Al-Shabaab is only the latest reason the country isn’t working, the one that – because of its global terror link – has triggered such huge western support. The US and EU have each spent more than $1bn on Somalia in the past few years alone. The UK held its second annual Somalia conference last month, garnering aid pledges from across the globe. Qatar, Norway and Turkey are pumping in money.
But Islamism isn’t necessarily the biggest threat to Somalia. In 2006, Islamists even brought the first hint of stability to the country in 15 years, by setting up Islamic courts that meted out harsh punishments and allowed Mogadishu to get going again. Somalia’s greater challenge is the way it sees and deals with itself.

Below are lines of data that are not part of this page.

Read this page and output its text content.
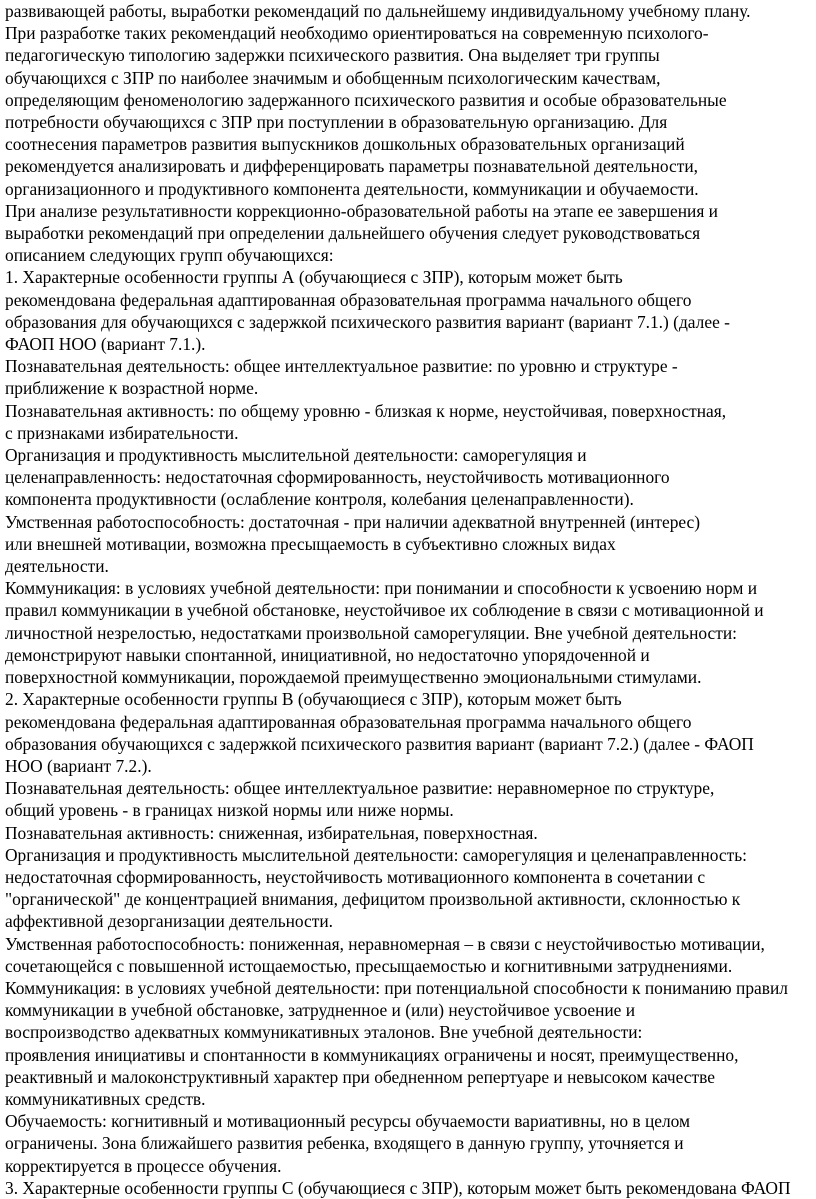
развивающей работы, выработки рекомендаций по дальнейшему индивидуальному учебному плану.
При разработке таких рекомендаций необходимо ориентироваться на современную психолого-
педагогическую типологию задержки психического развития. Она выделяет три группы
обучающихся с ЗПР по наиболее значимым и обобщенным психологическим качествам,
определяющим феноменологию задержанного психического развития и особые образовательные
потребности обучающихся с ЗПР при поступлении в образовательную организацию. Для
соотнесения параметров развития выпускников дошкольных образовательных организаций
рекомендуется анализировать и дифференцировать параметры познавательной деятельности,
организационного и продуктивного компонента деятельности, коммуникации и обучаемости.
При анализе результативности коррекционно-образовательной работы на этапе ее завершения и
выработки рекомендаций при определении дальнейшего обучения следует руководствоваться
описанием следующих групп обучающихся:
1. Характерные особенности группы А (обучающиеся с ЗПР), которым может быть
рекомендована федеральная адаптированная образовательная программа начального общего
образования для обучающихся с задержкой психического развития вариант (вариант 7.1.) (далее -
ФАОП НОО (вариант 7.1.).
Познавательная деятельность: общее интеллектуальное развитие: по уровню и структуре -
приближение к возрастной норме.
Познавательная активность: по общему уровню - близкая к норме, неустойчивая, поверхностная,
с признаками избирательности.
Организация и продуктивность мыслительной деятельности: саморегуляция и
целенаправленность: недостаточная сформированность, неустойчивость мотивационного
компонента продуктивности (ослабление контроля, колебания целенаправленности).
Умственная работоспособность: достаточная - при наличии адекватной внутренней (интерес)
или внешней мотивации, возможна пресыщаемость в субъективно сложных видах
деятельности.
Коммуникация: в условиях учебной деятельности: при понимании и способности к усвоению норм и
правил коммуникации в учебной обстановке, неустойчивое их соблюдение в связи с мотивационной и
личностной незрелостью, недостатками произвольной саморегуляции. Вне учебной деятельности:
демонстрируют навыки спонтанной, инициативной, но недостаточно упорядоченной и
поверхностной коммуникации, порождаемой преимущественно эмоциональными стимулами.
2. Характерные особенности группы В (обучающиеся с ЗПР), которым может быть
рекомендована федеральная адаптированная образовательная программа начального общего
образования обучающихся с задержкой психического развития вариант (вариант 7.2.) (далее - ФАОП
НОО (вариант 7.2.).
Познавательная деятельность: общее интеллектуальное развитие: неравномерное по структуре,
общий уровень - в границах низкой нормы или ниже нормы.
Познавательная активность: сниженная, избирательная, поверхностная.
Организация и продуктивность мыслительной деятельности: саморегуляция и целенаправленность:
недостаточная сформированность, неустойчивость мотивационного компонента в сочетании с
"органической" де концентрацией внимания, дефицитом произвольной активности, склонностью к
аффективной дезорганизации деятельности.
Умственная работоспособность: пониженная, неравномерная – в связи с неустойчивостью мотивации,
сочетающейся с повышенной истощаемостью, пресыщаемостью и когнитивными затруднениями.
Коммуникация: в условиях учебной деятельности: при потенциальной способности к пониманию правил
коммуникации в учебной обстановке, затрудненное и (или) неустойчивое усвоение и
воспроизводство адекватных коммуникативных эталонов. Вне учебной деятельности:
проявления инициативы и спонтанности в коммуникациях ограничены и носят, преимущественно,
реактивный и малоконструктивный характер при обедненном репертуаре и невысоком качестве
коммуникативных средств.
Обучаемость: когнитивный и мотивационный ресурсы обучаемости вариативны, но в целом
ограничены. Зона ближайшего развития ребенка, входящего в данную группу, уточняется и
корректируется в процессе обучения.
3. Характерные особенности группы С (обучающиеся с ЗПР), которым может быть рекомендована ФАОП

The real fracture at the heart of the state is what President Hassan calls “a very delicate balance” between the centre and periphery. He knows that, for some Somalis, a yearning for independence may be defined in opposition to a central government as much as to an invading force. It is a calculation that weighs heavy on the new Mogadishu elite – whose members claim not to know each other’s clan, but know they can’t risk the ire of clan-aligned regions.

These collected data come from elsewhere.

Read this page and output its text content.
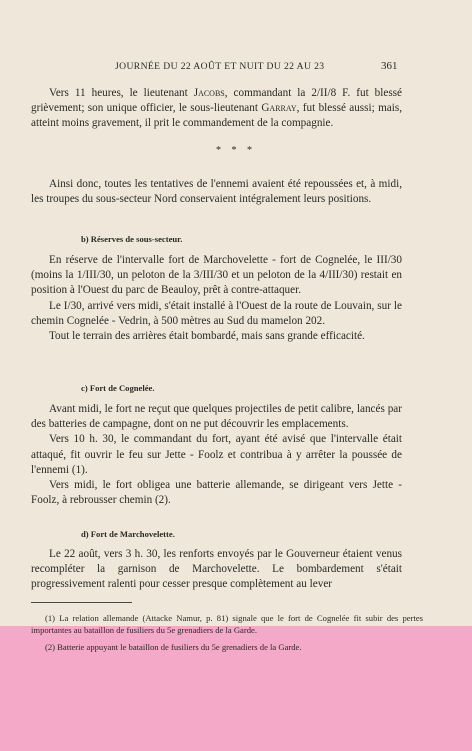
JOURNÉE DU 22 AOÛT ET NUIT DU 22 AU 23	361

Vers 11 heures, le lieutenant Jacobs, commandant la 2/II/8 F. fut blessé grièvement; son unique officier, le sous-lieutenant Garray, fut blessé aussi; mais, atteint moins gravement, il prit le commandement de la compagnie.

* * *

Ainsi donc, toutes les tentatives de l'ennemi avaient été repoussées et, à midi, les troupes du sous-secteur Nord conservaient intégralement leurs positions.

b) Réserves de sous-secteur.

En réserve de l'intervalle fort de Marchovelette - fort de Cognelée, le III/30 (moins la 1/III/30, un peloton de la 3/III/30 et un peloton de la 4/III/30) restait en position à l'Ouest du parc de Beauloy, prêt à contre-attaquer.

Le I/30, arrivé vers midi, s'était installé à l'Ouest de la route de Louvain, sur le chemin Cognelée - Vedrin, à 500 mètres au Sud du mamelon 202.

Tout le terrain des arrières était bombardé, mais sans grande efficacité.

c) Fort de Cognelée.

Avant midi, le fort ne reçut que quelques projectiles de petit calibre, lancés par des batteries de campagne, dont on ne put découvrir les emplacements.

Vers 10 h. 30, le commandant du fort, ayant été avisé que l'intervalle était attaqué, fit ouvrir le feu sur Jette - Foolz et contribua à y arrêter la poussée de l'ennemi (1).

Vers midi, le fort obligea une batterie allemande, se dirigeant vers Jette - Foolz, à rebrousser chemin (2).

d) Fort de Marchovelette.

Le 22 août, vers 3 h. 30, les renforts envoyés par le Gouverneur étaient venus recompléter la garnison de Marchovelette. Le bombardement s'était progressivement ralenti pour cesser presque complètement au lever

(1) La relation allemande (Attacke Namur, p. 81) signale que le fort de Cognelée fit subir des pertes importantes au bataillon de fusiliers du 5e grenadiers de la Garde.

(2) Batterie appuyant le bataillon de fusiliers du 5e grenadiers de la Garde.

Twenty or so warlords made it into the new parliament. The government is so broke it may be unable to provide services to sell the spoils of peace to Somalis who otherwise refuse to see themselves as citizens of the same state. Several parts of the nation, such as Somaliland, assert total or partial independence; others answer to clan-based militias. Some of these militias are not afraid to make common cause with al-Shabaab.
“Right now our focus is not going into new battle with the regions or the federal units – we are in the process of establishing federalism and the constitution needs more clarification on these issues,” says President Hassan of a new provisional constitution. “This is the first time in the history of post-conflict Somalia where the government of Somalia is moving outside the capital Mogadishu,” he says. “After 22 years we need the citizens to feel that the existence of a government is a value added to their lives and not a mechanism that controls them.”
The fight for that functioning state has barely begun.